Mutations in microcephalin cause aberrant regulation of chromosome condensation

Abstract

Microcephalin (MCPH1) is a gene mutated in primary microcephaly, an autosomal recessive neurodevelopmental disorder in which there is a marked reduction in brain size. PCC syndrome is a recently described disorder of microcephaly, short stature, and misregulated chromosome condensation. Here, we report the finding that MCPH1 primary microcephaly and PCC syndrome are allelic disorders, both having mutations in the MCPH1 gene. The two conditions share a common cellular phenotype of premature chromosome condensation in the early G2 phase of the cell cycle, which, therefore, appears to be a useful diagnostic marker for individuals with MCPH1 gene mutations. We demonstrate that an siRNA-mediated depletion of MCPH1 is sufficient to reproduce this phenotype and also show that MCPH1-deficient cells exhibit delayed decondensation postmitosis. These findings implicate microcephalin as a novel regulator of chromosome condensation and link the apparently disparate fields of neurogenesis and chromosome biology. Further characterization of MCPH1 is thus likely to lead to fundamental insights into both the regulation of chromosome condensation and neurodevelopment.

Figure 1

Depiction of the 64-cM homozygous region, identified by a genomewide search, in consanguineous siblings with PCC syndrome. The region of homozygous markers is boxed. Maximum two-point LOD scores of 1.37 (θ=0) were obtained for markers D8S264, D8S277, D8S550, and D8S560.

Figure 2

Findings indicating that MCPH1 primary microcephaly and PCC syndrome are allelic disorders. Patients with MCPH1 primary microcephaly (black diamonds) and patients with PCC syndrome (unblackened squares) have a similar degree of microcephaly, and both groups also exhibit short stature of varying severity. a, Head circumference (OFC), height, and weight, plotted as SDs relative to the appropriate age- and sex-related population mean. b and c, Neuroimaging in MCPH1 primary microcephaly, demonstrating a small but structurally normal brain. In PCC syndrome, however, there is more marked gyral simplification resembling pachygyria (d), and periventricular neuronal heterotopias are also present (e).

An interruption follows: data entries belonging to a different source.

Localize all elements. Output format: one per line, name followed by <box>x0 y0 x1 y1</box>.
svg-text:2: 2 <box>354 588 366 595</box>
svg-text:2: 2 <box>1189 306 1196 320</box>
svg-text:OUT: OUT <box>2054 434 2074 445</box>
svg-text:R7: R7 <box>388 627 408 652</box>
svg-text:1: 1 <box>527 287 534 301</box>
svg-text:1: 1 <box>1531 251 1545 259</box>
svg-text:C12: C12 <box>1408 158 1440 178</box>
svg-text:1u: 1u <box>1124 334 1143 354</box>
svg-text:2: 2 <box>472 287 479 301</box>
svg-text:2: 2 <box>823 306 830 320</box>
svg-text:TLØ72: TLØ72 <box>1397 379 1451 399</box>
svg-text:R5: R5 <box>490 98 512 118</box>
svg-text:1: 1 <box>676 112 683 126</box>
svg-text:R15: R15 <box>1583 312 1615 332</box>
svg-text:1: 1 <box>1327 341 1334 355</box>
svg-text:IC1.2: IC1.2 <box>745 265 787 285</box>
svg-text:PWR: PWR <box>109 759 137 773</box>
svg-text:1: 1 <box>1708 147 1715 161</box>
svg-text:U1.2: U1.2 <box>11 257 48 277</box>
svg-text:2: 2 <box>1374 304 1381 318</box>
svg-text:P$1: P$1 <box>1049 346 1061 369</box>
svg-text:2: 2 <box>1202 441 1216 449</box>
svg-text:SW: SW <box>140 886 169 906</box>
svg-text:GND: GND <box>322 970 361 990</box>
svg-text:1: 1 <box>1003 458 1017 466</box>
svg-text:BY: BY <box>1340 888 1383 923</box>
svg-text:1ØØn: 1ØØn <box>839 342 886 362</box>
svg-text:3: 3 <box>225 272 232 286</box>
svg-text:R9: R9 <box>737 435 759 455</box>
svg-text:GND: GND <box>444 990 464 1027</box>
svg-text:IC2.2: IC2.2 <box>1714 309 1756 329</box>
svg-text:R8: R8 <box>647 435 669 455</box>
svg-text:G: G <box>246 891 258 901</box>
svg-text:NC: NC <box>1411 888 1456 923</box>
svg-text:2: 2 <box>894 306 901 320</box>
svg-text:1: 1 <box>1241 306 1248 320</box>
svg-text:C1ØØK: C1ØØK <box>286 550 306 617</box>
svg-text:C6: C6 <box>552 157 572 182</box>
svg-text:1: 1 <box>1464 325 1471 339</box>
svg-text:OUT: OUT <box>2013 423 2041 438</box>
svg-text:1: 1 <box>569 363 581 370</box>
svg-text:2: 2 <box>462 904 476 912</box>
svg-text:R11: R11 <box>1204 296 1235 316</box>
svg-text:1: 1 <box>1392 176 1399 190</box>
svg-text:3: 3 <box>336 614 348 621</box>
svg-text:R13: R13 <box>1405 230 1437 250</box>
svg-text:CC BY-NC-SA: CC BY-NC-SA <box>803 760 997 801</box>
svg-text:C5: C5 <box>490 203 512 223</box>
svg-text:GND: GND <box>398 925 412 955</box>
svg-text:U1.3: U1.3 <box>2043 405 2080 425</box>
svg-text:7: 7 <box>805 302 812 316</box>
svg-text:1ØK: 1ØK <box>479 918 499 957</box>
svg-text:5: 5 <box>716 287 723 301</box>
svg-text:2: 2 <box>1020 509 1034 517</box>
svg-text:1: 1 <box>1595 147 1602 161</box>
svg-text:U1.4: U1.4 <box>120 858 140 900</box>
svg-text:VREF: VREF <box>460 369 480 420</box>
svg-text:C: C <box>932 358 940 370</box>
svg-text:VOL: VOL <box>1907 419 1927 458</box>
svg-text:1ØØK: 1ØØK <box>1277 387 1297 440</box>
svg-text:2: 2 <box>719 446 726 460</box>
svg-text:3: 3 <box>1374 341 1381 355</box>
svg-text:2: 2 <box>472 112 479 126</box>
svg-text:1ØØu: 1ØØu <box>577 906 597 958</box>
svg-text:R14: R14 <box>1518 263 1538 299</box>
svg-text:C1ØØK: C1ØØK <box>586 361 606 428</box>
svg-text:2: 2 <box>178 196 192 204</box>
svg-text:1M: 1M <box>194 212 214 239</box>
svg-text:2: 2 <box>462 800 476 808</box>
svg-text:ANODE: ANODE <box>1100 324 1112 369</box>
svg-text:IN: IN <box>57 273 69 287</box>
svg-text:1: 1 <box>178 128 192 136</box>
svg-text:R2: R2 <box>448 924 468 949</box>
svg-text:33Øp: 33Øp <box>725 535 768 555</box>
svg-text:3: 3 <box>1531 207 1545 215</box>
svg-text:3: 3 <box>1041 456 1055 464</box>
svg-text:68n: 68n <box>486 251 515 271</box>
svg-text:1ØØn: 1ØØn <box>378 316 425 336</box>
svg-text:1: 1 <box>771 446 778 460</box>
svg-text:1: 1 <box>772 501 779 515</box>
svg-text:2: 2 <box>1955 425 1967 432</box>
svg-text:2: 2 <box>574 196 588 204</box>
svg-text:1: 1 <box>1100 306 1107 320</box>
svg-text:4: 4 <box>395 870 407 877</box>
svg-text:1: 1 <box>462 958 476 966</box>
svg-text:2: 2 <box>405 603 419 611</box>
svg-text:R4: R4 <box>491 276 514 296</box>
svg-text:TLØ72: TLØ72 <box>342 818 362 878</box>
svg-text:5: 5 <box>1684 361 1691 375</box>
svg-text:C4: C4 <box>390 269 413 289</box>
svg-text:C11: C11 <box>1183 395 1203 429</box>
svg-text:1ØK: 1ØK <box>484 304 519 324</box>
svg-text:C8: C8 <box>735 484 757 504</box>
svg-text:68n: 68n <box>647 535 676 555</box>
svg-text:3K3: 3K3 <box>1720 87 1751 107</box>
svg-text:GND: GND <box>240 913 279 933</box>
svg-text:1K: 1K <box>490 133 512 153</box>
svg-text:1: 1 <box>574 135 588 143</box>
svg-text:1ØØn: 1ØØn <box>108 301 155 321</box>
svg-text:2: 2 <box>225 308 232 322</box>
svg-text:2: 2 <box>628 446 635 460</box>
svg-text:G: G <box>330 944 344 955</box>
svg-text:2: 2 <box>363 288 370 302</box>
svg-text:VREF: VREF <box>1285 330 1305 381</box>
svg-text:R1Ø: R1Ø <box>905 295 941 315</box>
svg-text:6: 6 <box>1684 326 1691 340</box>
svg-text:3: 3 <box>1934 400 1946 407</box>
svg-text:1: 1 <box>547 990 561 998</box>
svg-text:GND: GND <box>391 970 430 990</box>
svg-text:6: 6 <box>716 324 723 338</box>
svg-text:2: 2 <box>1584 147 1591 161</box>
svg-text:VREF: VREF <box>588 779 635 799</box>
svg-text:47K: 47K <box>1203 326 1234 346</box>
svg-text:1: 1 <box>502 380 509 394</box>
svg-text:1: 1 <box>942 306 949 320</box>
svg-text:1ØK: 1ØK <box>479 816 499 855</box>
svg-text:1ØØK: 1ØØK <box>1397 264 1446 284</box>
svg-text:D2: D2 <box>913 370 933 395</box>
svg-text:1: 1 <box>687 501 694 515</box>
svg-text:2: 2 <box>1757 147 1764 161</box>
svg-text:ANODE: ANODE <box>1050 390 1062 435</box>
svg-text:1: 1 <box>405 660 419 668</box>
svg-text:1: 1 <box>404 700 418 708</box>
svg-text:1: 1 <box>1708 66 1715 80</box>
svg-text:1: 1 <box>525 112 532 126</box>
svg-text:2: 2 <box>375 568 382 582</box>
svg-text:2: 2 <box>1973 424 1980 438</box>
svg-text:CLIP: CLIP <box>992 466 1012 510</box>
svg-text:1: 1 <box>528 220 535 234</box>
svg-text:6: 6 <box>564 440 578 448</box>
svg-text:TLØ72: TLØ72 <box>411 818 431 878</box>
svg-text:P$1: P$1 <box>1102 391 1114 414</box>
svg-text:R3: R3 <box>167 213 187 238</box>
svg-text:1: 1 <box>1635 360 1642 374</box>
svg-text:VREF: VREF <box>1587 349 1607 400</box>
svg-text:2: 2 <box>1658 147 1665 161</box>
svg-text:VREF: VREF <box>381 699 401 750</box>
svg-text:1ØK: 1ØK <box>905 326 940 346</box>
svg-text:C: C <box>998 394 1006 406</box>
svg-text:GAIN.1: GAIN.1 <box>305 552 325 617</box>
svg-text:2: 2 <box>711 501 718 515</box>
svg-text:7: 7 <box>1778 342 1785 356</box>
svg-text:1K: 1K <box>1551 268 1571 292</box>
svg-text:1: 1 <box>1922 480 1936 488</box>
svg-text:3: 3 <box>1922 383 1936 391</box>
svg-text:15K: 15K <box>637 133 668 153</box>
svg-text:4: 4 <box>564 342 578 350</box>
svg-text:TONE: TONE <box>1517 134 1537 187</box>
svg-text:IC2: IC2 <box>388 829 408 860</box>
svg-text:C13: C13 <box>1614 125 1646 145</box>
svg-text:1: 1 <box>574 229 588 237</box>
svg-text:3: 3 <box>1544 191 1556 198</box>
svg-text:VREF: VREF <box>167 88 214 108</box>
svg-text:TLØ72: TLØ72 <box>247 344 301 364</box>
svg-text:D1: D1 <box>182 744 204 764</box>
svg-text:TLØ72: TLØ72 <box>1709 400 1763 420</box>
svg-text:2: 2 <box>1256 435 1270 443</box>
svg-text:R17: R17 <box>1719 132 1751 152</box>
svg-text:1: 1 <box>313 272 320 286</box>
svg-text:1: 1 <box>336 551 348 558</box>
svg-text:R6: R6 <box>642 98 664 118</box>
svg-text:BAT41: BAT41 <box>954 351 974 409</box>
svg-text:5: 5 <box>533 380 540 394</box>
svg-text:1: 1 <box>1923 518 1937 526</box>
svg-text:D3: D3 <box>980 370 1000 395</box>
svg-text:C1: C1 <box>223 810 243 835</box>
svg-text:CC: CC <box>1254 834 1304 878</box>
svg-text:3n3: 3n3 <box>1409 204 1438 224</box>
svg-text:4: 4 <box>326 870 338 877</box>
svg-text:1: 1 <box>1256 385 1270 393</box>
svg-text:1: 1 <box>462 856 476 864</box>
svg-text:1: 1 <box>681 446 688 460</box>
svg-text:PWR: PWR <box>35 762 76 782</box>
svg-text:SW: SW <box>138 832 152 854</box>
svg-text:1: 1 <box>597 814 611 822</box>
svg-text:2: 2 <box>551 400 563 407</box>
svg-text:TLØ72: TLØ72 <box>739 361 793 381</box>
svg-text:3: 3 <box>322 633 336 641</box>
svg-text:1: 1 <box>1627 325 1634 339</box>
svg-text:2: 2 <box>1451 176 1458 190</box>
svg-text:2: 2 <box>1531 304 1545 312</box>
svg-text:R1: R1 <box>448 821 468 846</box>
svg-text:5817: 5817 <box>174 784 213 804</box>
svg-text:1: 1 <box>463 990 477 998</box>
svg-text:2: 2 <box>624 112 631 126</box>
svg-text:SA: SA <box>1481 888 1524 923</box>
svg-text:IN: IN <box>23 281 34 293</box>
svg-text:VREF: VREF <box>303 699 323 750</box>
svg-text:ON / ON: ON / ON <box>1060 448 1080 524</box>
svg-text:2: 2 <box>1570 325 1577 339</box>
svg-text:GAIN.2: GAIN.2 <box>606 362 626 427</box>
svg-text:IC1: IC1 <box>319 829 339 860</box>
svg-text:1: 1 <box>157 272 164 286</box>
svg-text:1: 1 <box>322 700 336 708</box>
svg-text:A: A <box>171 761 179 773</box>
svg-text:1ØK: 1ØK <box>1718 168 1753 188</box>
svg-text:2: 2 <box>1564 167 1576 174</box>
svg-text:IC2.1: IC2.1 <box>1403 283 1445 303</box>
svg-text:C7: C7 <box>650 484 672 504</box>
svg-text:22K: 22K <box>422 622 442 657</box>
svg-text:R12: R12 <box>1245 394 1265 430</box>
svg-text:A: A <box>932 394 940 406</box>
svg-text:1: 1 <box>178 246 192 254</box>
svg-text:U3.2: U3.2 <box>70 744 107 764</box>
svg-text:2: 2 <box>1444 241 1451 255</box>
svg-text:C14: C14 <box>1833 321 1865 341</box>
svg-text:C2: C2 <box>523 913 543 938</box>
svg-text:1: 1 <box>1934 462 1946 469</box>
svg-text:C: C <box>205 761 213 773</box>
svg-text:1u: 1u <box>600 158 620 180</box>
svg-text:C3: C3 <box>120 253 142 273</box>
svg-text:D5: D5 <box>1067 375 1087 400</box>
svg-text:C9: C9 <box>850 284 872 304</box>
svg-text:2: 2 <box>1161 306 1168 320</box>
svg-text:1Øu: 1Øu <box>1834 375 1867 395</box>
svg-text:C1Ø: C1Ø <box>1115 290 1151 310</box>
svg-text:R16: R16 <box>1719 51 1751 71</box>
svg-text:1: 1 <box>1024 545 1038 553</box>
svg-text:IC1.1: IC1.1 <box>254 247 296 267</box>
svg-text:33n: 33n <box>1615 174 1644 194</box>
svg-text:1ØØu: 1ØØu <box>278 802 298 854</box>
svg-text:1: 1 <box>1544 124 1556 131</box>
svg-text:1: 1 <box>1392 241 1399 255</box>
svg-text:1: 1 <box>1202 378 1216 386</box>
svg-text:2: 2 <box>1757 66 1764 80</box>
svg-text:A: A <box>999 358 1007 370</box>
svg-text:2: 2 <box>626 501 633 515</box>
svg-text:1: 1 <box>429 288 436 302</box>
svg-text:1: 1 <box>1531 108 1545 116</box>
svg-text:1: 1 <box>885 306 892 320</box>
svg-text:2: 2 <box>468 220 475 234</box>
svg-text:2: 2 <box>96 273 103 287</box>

Subjects include an adult with MCPH1 primary microcephaly (b, T1W sagittal; c, axial T2W) and an 18-mo–old child with PCC syndrome (d, axial T2W; e, axial T1W and T2W images of lateral ventricles). f–h, MRI scans of normal subjects age matched to those of images b–d, respectively. The scale bar is 1 cm.

Figure 3

Premature chromosome condensation, present in both MCPH1 primary microcephaly and PCC syndrome. Shown are prophase-like cells in peripheral blood lymphocytes of patients with MCPH1 primary microcephaly (a) and patients with PCC syndrome (b).

Figure 4

Homozygous ins427A mutation (arrow) of the MCPH1 gene, which is present in patients with PCC syndrome.

Figure 5

The siRNA-mediated depletion of MCPH1 is sufficient to cause premature chromosome condensation. a, Prophase-like phenotype observed in HeLa cells after siRNA-mediated depletion of MCPH1. A marked increase in prophase cells is seen after MCPH1 siRNA transfection in HeLa and LN9SV fibroblasts (b), whereas there is no significant change in mitotic index (% metaphases) (c).

Figure 6

Delayed decondensation observed in MCPH1-deficient cells. a, Binucleate MCPH1 mutant cell with condensed chromosomes indicating a delay in decondensation. b, Binucleate control lymphoblastoid cell with decondensed chromatin. c, Proportion of cells with condensed chromosomes postmitosis in patient and control cell lines. Many cytochalasin-treated binucleate G1-phase PCC (29%) and MCPH1 (36%) mutant cells show condensed chromatin, compared with control lymphoblastoid cells (4%).